Reputation: 300
I am trying to subset duplicate observations that have a difference in a singular column. In this example I'm trying to subset observations with the same id number but difference tag numbers. I'm planning on making my own function and then using the lapply function to go through my data set.
As of now my code looks like:
test.function <- (i) {
if(test.data[i, "id"] == test.data[i-1, "id"] &
test.data[i, "tag.num"] != test.data[i-1, "tag.num"]){
id.tag <- subset(i)
}
}
lapply (test.data, test.function)
I have a few questions regarding the above statement.
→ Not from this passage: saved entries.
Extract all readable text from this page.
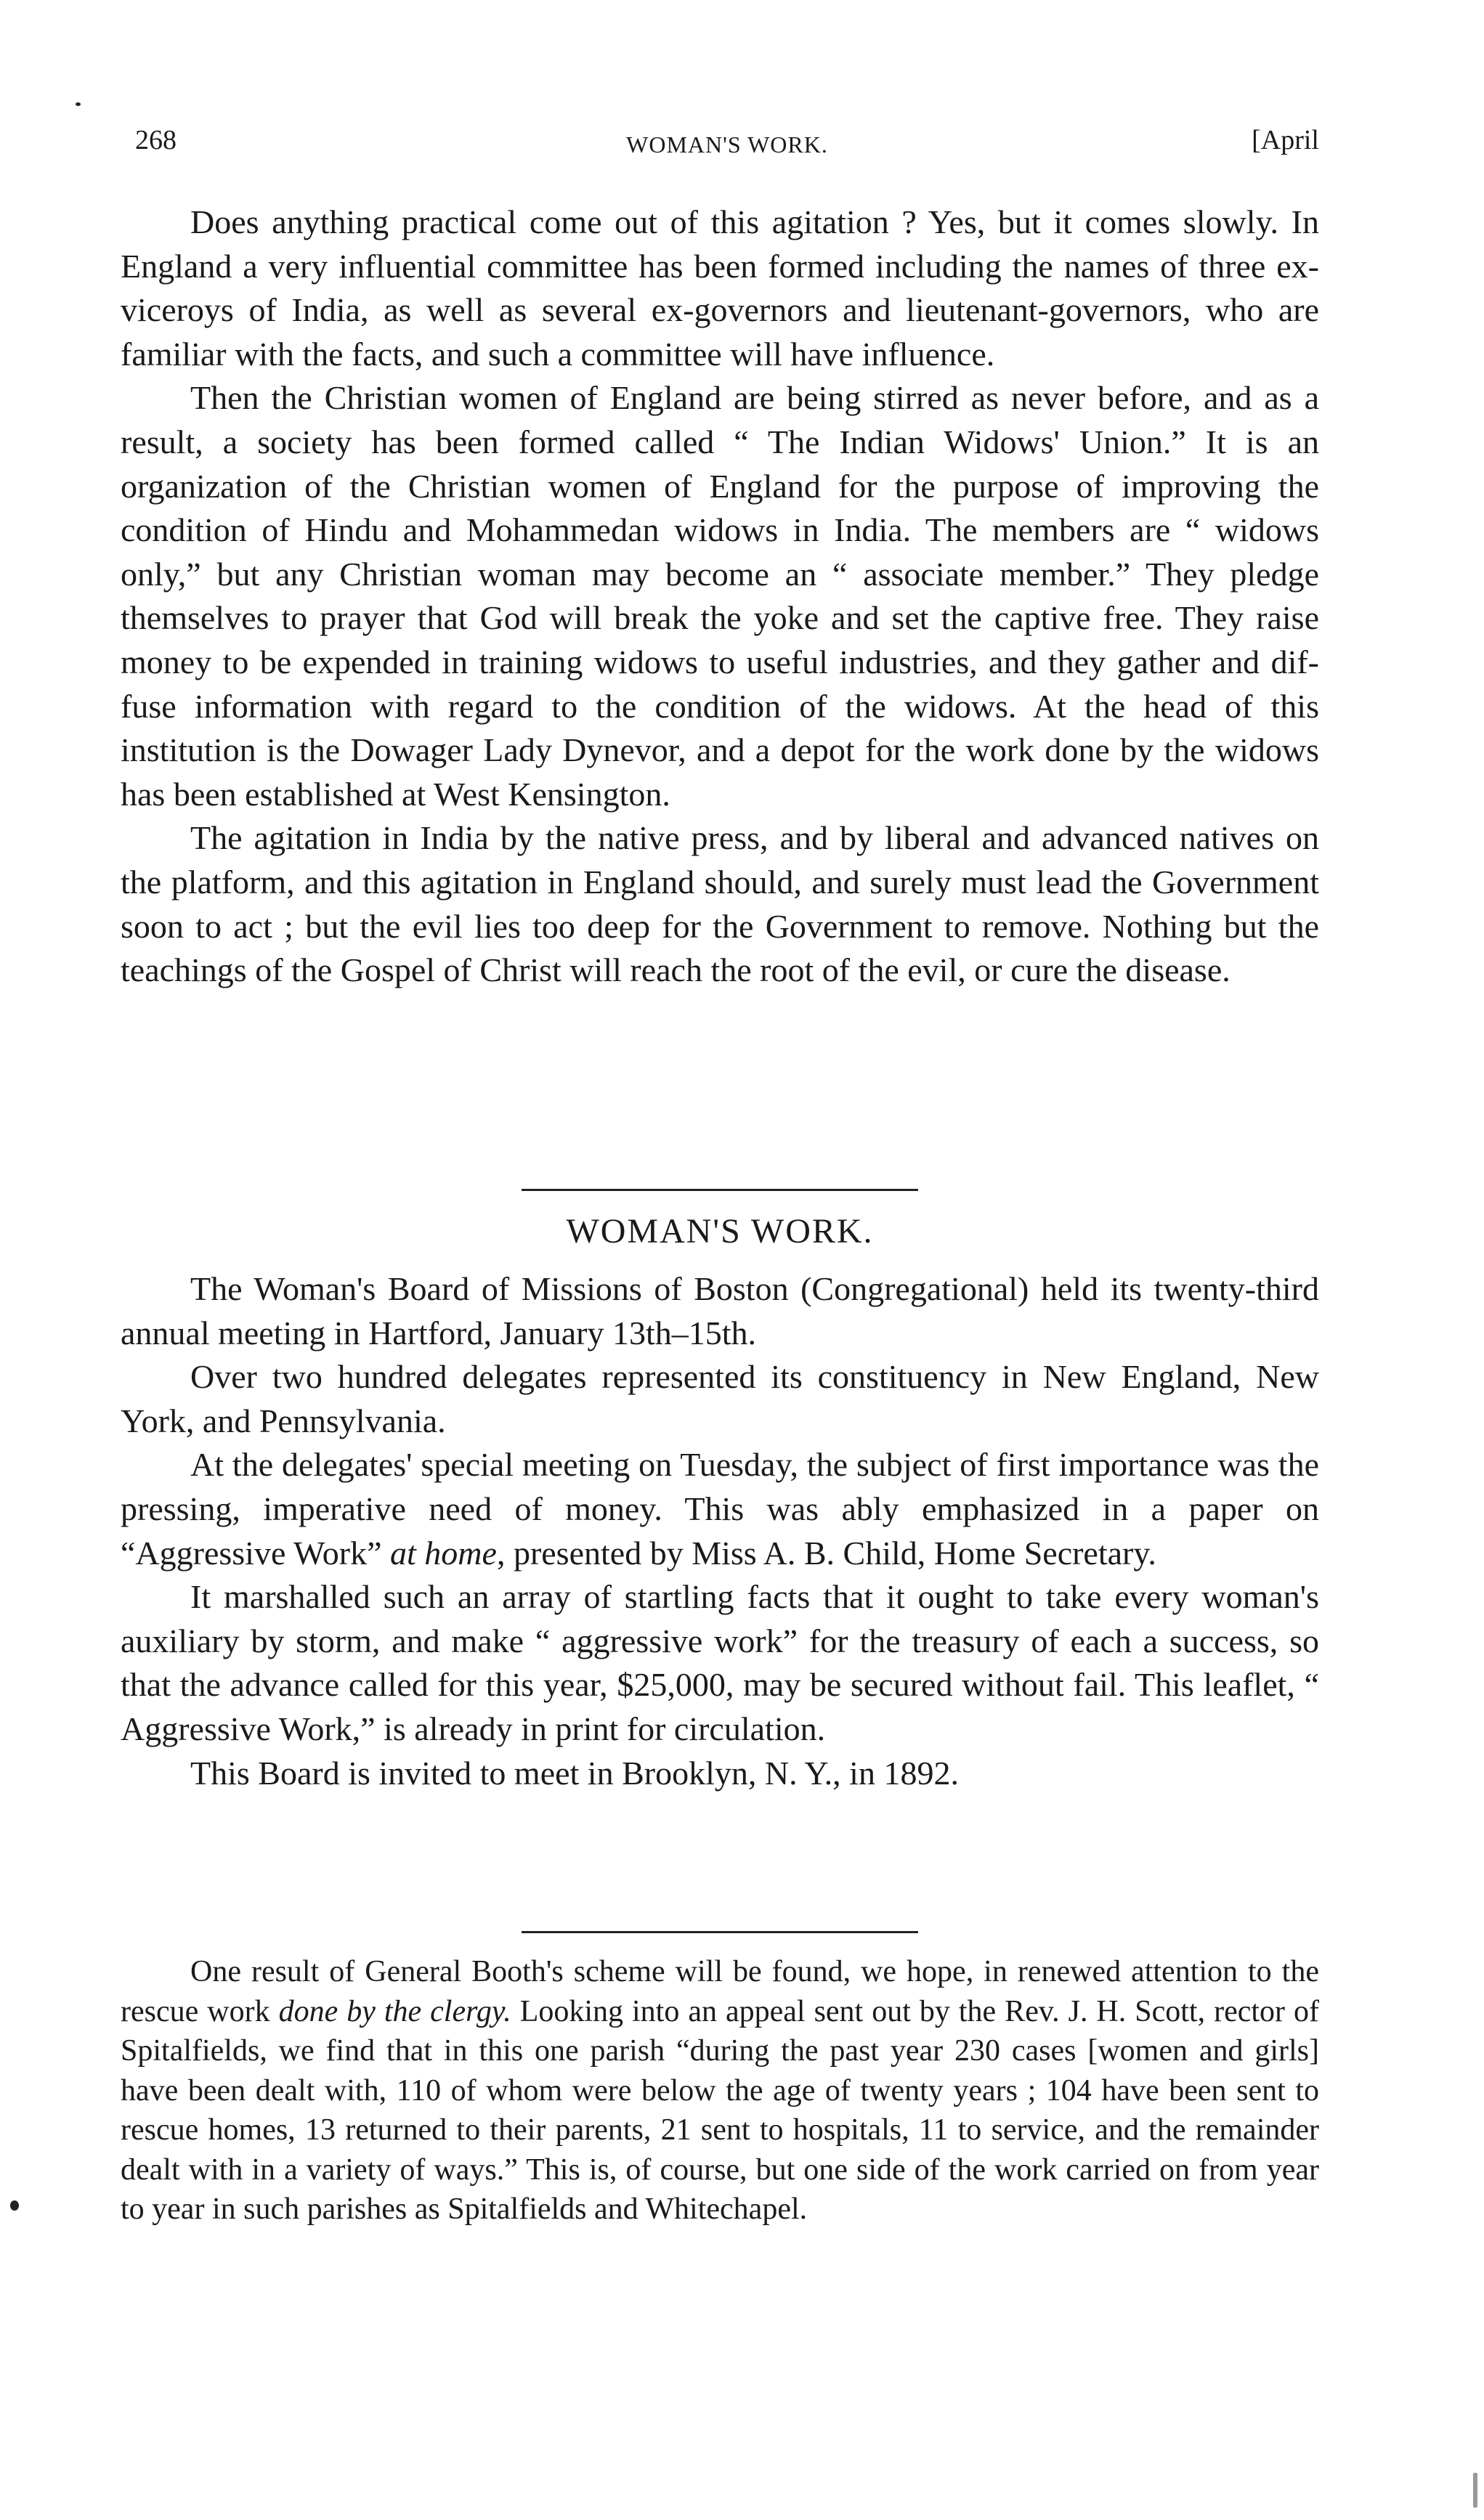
268	WOMAN'S WORK.	[April

Does anything practical come out of this agitation ? Yes, but it comes slowly. In England a very influential committee has been formed including the names of three ex-viceroys of India, as well as several ex-governors and lieutenant-governors, who are familiar with the facts, and such a committee will have influence.

Then the Christian women of England are being stirred as never before, and as a result, a society has been formed called “ The Indian Widows' Union.” It is an organization of the Christian women of England for the purpose of improving the condition of Hindu and Mohammedan widows in India. The members are “ widows only,” but any Christian woman may become an “ associate member.” They pledge themselves to prayer that God will break the yoke and set the captive free. They raise money to be expended in training widows to useful industries, and they gather and diffuse information with regard to the condition of the widows. At the head of this institution is the Dowager Lady Dynevor, and a depot for the work done by the widows has been established at West Kensington.

The agitation in India by the native press, and by liberal and advanced natives on the platform, and this agitation in England should, and surely must lead the Government soon to act ; but the evil lies too deep for the Government to remove. Nothing but the teachings of the Gospel of Christ will reach the root of the evil, or cure the disease.

WOMAN'S WORK.

The Woman's Board of Missions of Boston (Congregational) held its twenty-third annual meeting in Hartford, January 13th–15th.

Over two hundred delegates represented its constituency in New England, New York, and Pennsylvania.

At the delegates' special meeting on Tuesday, the subject of first importance was the pressing, imperative need of money. This was ably emphasized in a paper on “Aggressive Work” at home, presented by Miss A. B. Child, Home Secretary.

It marshalled such an array of startling facts that it ought to take every woman's auxiliary by storm, and make “ aggressive work” for the treasury of each a success, so that the advance called for this year, $25,000, may be secured without fail. This leaflet, “ Aggressive Work,” is already in print for circulation.

This Board is invited to meet in Brooklyn, N. Y., in 1892.

One result of General Booth's scheme will be found, we hope, in renewed attention to the rescue work done by the clergy. Looking into an appeal sent out by the Rev. J. H. Scott, rector of Spitalfields, we find that in this one parish “during the past year 230 cases [women and girls] have been dealt with, 110 of whom were below the age of twenty years ; 104 have been sent to rescue homes, 13 returned to their parents, 21 sent to hospitals, 11 to service, and the remainder dealt with in a variety of ways.” This is, of course, but one side of the work carried on from year to year in such parishes as Spitalfields and Whitechapel.
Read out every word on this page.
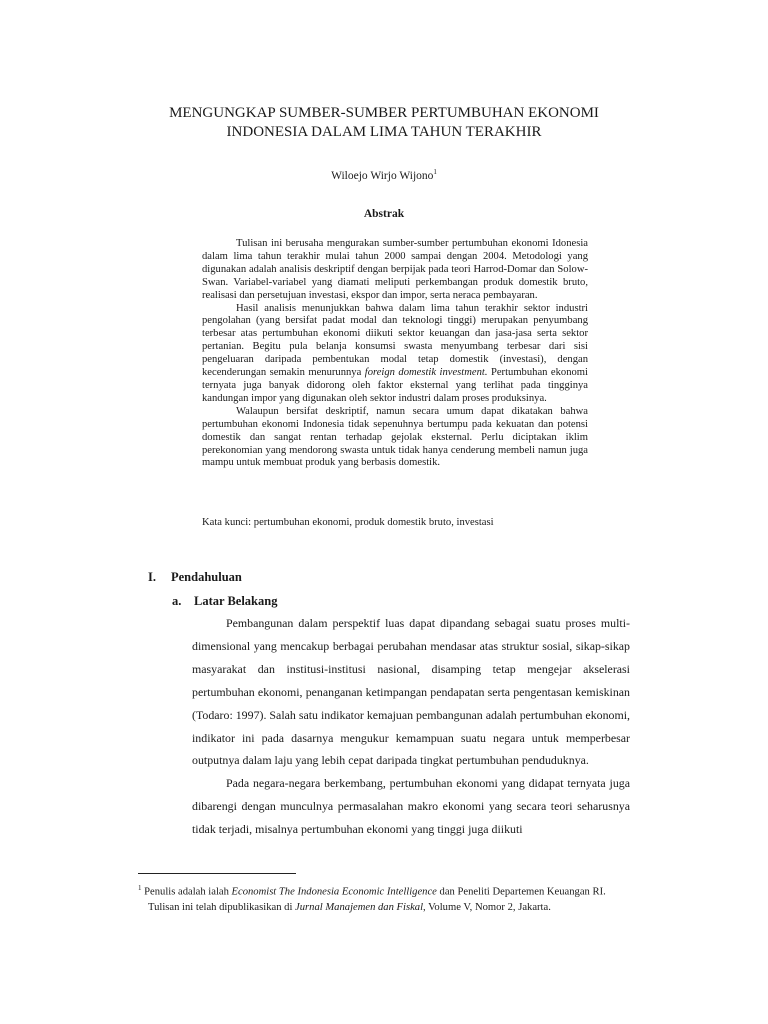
MENGUNGKAP SUMBER-SUMBER PERTUMBUHAN EKONOMI
INDONESIA DALAM LIMA TAHUN TERAKHIR
Wiloejo Wirjo Wijono$^1$
Abstrak

Tulisan ini berusaha mengurakan sumber-sumber pertumbuhan ekonomi Idonesia dalam lima tahun terakhir mulai tahun 2000 sampai dengan 2004. Metodologi yang digunakan adalah analisis deskriptif dengan berpijak pada teori Harrod-Domar dan Solow-Swan. Variabel-variabel yang diamati meliputi perkembangan produk domestik bruto, realisasi dan persetujuan investasi, ekspor dan impor, serta neraca pembayaran.

Hasil analisis menunjukkan bahwa dalam lima tahun terakhir sektor industri pengolahan (yang bersifat padat modal dan teknologi tinggi) merupakan penyumbang terbesar atas pertumbuhan ekonomi diikuti sektor keuangan dan jasa-jasa serta sektor pertanian. Begitu pula belanja konsumsi swasta menyumbang terbesar dari sisi pengeluaran daripada pembentukan modal tetap domestik (investasi), dengan kecenderungan semakin menurunnya foreign domestik investment. Pertumbuhan ekonomi ternyata juga banyak didorong oleh faktor eksternal yang terlihat pada tingginya kandungan impor yang digunakan oleh sektor industri dalam proses produksinya.

Walaupun bersifat deskriptif, namun secara umum dapat dikatakan bahwa pertumbuhan ekonomi Indonesia tidak sepenuhnya bertumpu pada kekuatan dan potensi domestik dan sangat rentan terhadap gejolak eksternal. Perlu diciptakan iklim perekonomian yang mendorong swasta untuk tidak hanya cenderung membeli namun juga mampu untuk membuat produk yang berbasis domestik.

Kata kunci: pertumbuhan ekonomi, produk domestik bruto, investasi
I. Pendahuluan
a. Latar Belakang

Pembangunan dalam perspektif luas dapat dipandang sebagai suatu proses multi-dimensional yang mencakup berbagai perubahan mendasar atas struktur sosial, sikap-sikap masyarakat dan institusi-institusi nasional, disamping tetap mengejar akselerasi pertumbuhan ekonomi, penanganan ketimpangan pendapatan serta pengentasan kemiskinan (Todaro: 1997). Salah satu indikator kemajuan pembangunan adalah pertumbuhan ekonomi, indikator ini pada dasarnya mengukur kemampuan suatu negara untuk memperbesar outputnya dalam laju yang lebih cepat daripada tingkat pertumbuhan penduduknya.

Pada negara-negara berkembang, pertumbuhan ekonomi yang didapat ternyata juga dibarengi dengan munculnya permasalahan makro ekonomi yang secara teori seharusnya tidak terjadi, misalnya pertumbuhan ekonomi yang tinggi juga diikuti

$^1$ Penulis adalah ialah Economist The Indonesia Economic Intelligence dan Peneliti Departemen Keuangan RI.
Tulisan ini telah dipublikasikan di Jurnal Manajemen dan Fiskal, Volume V, Nomor 2, Jakarta.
Most importantly, I keep receiving:
Error: unexpected '{' in "test.data <- (i) {"
I'm really not sure why this keeps happening and any guidance would be appreciated.
Current data set looks like (999 is just a missing value indicator):
id tag.num
1000 999
1000 A49038483
1100 999
1100 A49294883
1200 999
1200 999
Once again, I am just trying to subset the same id with a different tag number. In this example I am trying to subset 4 observations of id 1000 and 1100.
Also, I am wondering about the syntax inside of my if statement and if it is necessary to have to specify my data set name. I'm hoping to apply this function on several different columns within my original data set. If there is a more general way in which I could set this up and then be able to run the lapply function through for all applicable columns, that would be great knowledge. Any and all help is appreciated.
Upvotes: 0
Views: 35
Reputation: 355
To define a function in R, the syntax is
fun.name <- function(args) {...}
so you need function(i)
where you have just (i)
above.
I'd also suggest that if you're trying to lapply
across the rows of your dataset, you probably don't need to do that.
It's not entirely clear to me what you're trying to do. Could you post a data sample and what you're hoping to get back?
Upvotes: 0
Reputation: 2552
As far as the error, you're missing a function
and a )
:
test.function <- function(i) {
if(test.data[i, "id"] == test.data[i-1, "id"] &
test.data[i, "tag.num"] != test.data[i-1, "tag.num"]){
id.tag <- subset(i)
}
}
runs without any errors.
Upvotes: 1